Kiedy powtórnie otwieram oczy widzę około tuzina ludzi biegających przy mnie jak mrówki.
- Dobra mamy ją. - mówi jeden pośpiesznie. - Podajcie jej tlen i weźcie się za tę rękę. - nie wiem o czym mówią. Jakby chcieli mnie ratować. Możliwe, że teraz poprawią trochę mój stan, a za chwilę znów wyślą na arenę żebym walczyła z chłopakiem z jedynki na śmierć i życie. Nigdy się to zdarzyło, ale nie wiadomo czego można się spodziewać po organizatorach igrzysk. Przecież spaliłam kukłę mówiąc, że to oni, więc możliwe, że chcą, abym jak najbardziej cierpiała podczas śmierci. Ludzie biegają koło mnie, podnoszą ręce, nogi, oglądają, mówią coś niezrozumiale. Kiedy podnoszą moją lewą rękę widzę wystającą z niej połamaną kość. Nic mnie nie boli, nic nie dokucza, nic nie uwiera, nie swędzi. Nie jest mi zimno, nie czuję głodu. Jedyne co wyczuwam to zapach różnych lekarstw, płynów. Do obu rąk mam przymocowane kilkanaście rurek, które rączą się z moimi żyłami. W nosie również mam dwie plastikowe rurki. A widzę to wszystko w moim własnym odbiciu na szklanym dachu. Z początku myślałam, że to nie ja.
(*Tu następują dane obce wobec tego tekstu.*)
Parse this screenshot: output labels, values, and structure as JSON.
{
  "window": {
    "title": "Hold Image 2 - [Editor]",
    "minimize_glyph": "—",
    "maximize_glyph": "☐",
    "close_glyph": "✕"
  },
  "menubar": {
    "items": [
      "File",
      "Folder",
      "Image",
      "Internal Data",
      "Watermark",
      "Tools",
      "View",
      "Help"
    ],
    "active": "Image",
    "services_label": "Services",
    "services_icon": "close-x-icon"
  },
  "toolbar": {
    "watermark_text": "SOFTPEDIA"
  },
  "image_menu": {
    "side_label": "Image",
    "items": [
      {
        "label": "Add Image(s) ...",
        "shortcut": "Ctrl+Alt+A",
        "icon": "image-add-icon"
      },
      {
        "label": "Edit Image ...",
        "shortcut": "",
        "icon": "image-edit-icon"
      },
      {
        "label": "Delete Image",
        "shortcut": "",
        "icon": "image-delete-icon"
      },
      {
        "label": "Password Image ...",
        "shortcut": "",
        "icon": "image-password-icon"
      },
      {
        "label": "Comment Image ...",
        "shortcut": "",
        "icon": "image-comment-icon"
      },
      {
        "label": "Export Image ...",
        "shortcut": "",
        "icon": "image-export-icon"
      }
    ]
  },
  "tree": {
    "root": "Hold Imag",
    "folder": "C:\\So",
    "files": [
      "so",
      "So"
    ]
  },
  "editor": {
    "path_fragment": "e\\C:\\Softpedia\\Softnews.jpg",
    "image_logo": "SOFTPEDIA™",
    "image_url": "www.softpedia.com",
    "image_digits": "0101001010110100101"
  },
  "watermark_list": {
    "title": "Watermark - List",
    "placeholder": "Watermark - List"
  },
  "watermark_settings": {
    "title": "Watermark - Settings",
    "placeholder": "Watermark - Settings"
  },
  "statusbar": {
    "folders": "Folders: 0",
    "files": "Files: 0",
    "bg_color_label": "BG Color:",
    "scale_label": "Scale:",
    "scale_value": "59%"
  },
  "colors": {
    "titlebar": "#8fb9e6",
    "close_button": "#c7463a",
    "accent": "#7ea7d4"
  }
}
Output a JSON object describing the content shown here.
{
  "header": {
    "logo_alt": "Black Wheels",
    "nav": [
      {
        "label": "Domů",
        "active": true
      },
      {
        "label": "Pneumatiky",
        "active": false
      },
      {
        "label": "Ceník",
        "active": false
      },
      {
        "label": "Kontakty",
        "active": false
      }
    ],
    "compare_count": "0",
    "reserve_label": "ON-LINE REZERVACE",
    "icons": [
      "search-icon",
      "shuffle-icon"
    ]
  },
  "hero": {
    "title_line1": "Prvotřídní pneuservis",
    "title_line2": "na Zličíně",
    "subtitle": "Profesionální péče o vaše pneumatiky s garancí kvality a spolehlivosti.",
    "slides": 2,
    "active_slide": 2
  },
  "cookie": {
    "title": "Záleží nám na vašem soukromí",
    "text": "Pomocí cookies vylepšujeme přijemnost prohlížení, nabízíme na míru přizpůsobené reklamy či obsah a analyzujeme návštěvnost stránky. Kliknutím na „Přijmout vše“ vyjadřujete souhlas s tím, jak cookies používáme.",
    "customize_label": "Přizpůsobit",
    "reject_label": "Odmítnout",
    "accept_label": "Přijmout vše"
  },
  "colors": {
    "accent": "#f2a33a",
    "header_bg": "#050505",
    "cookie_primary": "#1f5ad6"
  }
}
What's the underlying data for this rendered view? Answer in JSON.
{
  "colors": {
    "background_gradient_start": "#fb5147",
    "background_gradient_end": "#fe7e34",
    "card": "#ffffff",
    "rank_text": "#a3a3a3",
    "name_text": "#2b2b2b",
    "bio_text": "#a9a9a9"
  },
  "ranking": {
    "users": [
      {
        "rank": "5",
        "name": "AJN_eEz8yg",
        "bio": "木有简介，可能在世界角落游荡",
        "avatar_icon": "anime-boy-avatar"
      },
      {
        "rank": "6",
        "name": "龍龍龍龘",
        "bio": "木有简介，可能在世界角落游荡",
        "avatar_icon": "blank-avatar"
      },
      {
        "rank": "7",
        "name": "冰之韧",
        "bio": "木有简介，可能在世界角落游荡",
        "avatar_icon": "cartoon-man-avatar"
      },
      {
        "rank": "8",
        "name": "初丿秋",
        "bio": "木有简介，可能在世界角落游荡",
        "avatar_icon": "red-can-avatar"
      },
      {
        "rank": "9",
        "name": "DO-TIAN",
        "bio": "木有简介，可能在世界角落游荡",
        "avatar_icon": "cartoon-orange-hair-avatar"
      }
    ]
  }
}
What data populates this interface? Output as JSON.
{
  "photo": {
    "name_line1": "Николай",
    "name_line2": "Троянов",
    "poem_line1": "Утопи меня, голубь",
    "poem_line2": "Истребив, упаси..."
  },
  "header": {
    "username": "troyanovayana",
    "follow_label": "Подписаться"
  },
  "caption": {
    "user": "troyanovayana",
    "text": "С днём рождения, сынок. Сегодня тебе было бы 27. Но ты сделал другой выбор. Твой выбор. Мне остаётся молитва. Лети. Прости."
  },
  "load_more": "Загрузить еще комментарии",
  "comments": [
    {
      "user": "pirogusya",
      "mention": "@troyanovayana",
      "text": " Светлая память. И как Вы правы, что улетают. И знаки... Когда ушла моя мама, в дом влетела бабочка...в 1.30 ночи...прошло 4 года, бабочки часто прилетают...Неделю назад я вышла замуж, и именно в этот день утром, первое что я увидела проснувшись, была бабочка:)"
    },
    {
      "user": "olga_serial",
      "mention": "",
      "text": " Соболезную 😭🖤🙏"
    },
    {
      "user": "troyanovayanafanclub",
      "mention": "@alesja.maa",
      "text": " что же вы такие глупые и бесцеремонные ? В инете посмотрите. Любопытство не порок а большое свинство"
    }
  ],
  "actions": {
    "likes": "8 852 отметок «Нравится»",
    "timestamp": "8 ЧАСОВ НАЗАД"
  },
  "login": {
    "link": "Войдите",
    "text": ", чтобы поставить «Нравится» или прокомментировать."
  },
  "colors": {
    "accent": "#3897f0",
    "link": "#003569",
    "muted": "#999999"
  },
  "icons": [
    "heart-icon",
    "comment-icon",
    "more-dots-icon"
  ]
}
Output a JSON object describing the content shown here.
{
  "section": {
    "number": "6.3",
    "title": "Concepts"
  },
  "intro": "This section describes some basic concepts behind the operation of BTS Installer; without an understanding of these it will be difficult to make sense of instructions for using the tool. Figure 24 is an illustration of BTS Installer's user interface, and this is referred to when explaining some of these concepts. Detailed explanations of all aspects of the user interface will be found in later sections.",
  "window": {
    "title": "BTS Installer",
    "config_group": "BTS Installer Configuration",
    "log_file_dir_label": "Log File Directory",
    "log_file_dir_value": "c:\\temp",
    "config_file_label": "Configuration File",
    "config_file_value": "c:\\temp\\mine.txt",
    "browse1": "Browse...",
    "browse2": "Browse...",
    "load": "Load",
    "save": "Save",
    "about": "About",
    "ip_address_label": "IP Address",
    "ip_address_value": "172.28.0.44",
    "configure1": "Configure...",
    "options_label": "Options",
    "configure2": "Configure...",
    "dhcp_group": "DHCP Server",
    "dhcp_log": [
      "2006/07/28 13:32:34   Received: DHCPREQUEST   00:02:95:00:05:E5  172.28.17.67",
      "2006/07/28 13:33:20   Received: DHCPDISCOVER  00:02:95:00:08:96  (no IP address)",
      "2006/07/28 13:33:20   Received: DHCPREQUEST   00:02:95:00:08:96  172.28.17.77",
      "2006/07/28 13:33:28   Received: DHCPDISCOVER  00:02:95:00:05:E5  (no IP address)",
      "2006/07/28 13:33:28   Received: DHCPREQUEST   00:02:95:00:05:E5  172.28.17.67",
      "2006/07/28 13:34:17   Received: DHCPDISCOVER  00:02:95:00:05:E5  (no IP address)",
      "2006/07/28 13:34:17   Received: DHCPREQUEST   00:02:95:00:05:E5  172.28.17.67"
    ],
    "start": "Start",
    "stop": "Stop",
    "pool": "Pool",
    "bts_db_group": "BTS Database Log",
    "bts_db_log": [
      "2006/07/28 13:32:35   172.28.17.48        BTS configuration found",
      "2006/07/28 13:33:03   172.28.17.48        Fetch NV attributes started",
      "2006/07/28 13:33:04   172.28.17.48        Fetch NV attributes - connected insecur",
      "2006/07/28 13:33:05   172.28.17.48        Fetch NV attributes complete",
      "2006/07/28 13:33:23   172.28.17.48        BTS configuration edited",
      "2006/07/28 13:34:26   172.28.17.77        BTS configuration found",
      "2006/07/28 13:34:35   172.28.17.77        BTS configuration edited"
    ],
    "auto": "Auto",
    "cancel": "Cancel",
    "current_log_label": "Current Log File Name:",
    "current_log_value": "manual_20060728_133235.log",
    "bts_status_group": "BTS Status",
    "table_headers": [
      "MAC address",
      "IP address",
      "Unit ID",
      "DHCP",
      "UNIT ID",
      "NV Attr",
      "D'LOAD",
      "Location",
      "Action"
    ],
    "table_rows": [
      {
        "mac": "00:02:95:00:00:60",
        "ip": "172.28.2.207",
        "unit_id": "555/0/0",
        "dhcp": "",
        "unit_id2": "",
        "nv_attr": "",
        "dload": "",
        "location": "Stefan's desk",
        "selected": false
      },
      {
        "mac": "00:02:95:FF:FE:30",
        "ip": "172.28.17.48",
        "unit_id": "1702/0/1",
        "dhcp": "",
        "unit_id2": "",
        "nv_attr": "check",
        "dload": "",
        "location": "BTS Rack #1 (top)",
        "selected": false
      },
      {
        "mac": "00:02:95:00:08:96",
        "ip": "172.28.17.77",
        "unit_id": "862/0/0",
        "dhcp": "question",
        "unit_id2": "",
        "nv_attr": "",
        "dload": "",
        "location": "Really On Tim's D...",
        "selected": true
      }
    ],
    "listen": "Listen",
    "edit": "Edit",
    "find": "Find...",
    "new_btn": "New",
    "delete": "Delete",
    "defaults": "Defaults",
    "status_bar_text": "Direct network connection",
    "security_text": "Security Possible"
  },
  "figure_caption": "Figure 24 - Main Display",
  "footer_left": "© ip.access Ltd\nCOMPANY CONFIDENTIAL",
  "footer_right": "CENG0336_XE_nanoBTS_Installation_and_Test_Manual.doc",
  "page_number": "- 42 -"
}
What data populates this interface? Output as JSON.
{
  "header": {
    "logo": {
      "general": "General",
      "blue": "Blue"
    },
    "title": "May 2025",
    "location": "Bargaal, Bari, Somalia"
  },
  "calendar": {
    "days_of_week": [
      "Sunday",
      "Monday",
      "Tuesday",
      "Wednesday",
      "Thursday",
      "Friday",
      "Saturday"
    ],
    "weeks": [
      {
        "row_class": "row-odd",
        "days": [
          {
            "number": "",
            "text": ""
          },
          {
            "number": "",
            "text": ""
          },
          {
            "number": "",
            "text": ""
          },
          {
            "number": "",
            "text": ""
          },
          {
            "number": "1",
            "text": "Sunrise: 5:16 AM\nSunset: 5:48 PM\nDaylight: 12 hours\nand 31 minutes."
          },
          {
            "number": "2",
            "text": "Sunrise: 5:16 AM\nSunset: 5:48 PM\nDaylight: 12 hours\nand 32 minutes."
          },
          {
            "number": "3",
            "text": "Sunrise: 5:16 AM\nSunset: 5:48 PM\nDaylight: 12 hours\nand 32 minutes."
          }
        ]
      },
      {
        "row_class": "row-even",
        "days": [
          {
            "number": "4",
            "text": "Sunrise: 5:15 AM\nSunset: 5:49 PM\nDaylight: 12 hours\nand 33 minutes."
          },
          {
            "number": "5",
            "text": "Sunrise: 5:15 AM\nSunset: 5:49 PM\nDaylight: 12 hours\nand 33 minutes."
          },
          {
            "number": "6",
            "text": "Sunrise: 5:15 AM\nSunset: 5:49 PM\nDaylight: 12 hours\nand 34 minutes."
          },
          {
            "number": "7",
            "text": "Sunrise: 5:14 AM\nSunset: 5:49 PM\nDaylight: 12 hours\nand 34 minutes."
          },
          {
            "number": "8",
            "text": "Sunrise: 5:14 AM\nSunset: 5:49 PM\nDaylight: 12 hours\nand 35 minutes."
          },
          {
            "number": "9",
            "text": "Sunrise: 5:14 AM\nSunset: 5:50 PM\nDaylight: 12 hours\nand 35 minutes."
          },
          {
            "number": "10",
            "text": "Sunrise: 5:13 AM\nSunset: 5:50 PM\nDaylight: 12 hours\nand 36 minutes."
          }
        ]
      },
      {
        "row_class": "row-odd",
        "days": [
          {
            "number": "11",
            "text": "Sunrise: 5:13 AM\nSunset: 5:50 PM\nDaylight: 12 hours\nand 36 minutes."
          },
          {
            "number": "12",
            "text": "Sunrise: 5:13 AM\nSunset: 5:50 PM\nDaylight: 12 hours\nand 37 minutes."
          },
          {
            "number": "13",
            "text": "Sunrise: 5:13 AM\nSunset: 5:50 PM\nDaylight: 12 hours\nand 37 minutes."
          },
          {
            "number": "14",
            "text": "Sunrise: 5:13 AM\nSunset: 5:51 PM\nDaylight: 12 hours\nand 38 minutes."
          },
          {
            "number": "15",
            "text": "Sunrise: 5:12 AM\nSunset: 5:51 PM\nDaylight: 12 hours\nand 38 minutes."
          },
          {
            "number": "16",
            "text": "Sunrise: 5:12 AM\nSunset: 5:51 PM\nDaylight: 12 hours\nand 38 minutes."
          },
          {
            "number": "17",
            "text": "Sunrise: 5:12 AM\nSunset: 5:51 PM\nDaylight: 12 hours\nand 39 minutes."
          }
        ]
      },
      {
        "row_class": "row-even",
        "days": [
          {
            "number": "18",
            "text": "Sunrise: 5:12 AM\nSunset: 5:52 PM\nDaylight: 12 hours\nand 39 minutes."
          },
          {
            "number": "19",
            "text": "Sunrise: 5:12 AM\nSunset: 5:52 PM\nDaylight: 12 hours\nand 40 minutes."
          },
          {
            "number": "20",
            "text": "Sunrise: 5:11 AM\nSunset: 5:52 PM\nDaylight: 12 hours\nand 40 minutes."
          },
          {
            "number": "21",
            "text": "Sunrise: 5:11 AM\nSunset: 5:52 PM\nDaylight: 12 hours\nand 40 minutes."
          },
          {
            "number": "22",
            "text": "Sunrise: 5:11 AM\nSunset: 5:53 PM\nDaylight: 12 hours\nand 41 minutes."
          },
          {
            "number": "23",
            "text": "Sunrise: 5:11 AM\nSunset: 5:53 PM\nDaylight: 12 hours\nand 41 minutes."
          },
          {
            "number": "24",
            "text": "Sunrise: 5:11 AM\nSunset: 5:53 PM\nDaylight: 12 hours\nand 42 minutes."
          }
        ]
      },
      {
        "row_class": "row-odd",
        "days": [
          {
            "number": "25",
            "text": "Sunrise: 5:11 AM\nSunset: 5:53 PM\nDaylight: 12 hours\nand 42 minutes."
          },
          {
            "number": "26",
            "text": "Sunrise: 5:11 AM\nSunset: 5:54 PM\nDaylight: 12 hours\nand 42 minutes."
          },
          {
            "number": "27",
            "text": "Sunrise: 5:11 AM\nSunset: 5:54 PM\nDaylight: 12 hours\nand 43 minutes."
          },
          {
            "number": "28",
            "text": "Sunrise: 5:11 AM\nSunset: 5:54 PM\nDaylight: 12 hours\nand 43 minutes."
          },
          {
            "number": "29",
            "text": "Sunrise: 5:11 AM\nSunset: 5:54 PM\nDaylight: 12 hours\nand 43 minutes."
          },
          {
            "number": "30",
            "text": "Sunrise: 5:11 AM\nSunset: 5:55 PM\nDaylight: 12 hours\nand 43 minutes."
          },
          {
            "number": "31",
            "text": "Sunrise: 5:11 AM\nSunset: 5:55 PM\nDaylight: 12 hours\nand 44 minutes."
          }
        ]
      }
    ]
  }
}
Włosy pozlepiane w strąki, bardzo krótkie strąki, mam niespokojne oczy, zapadnięte policzki, siniaki i rany na twarzy, zaschnięta krew na całym ciele, otwarte złamania kości, ale jest jedna rzecz, która przykuwa moją uwagę najbardziej. Intensywnie czerwone usta, które utrzymały się przez dwa tygodnie. Wyróżniają się ponad plamy czerwonej krwi. Wyglądam jak wojowniczka, nie jak trybut.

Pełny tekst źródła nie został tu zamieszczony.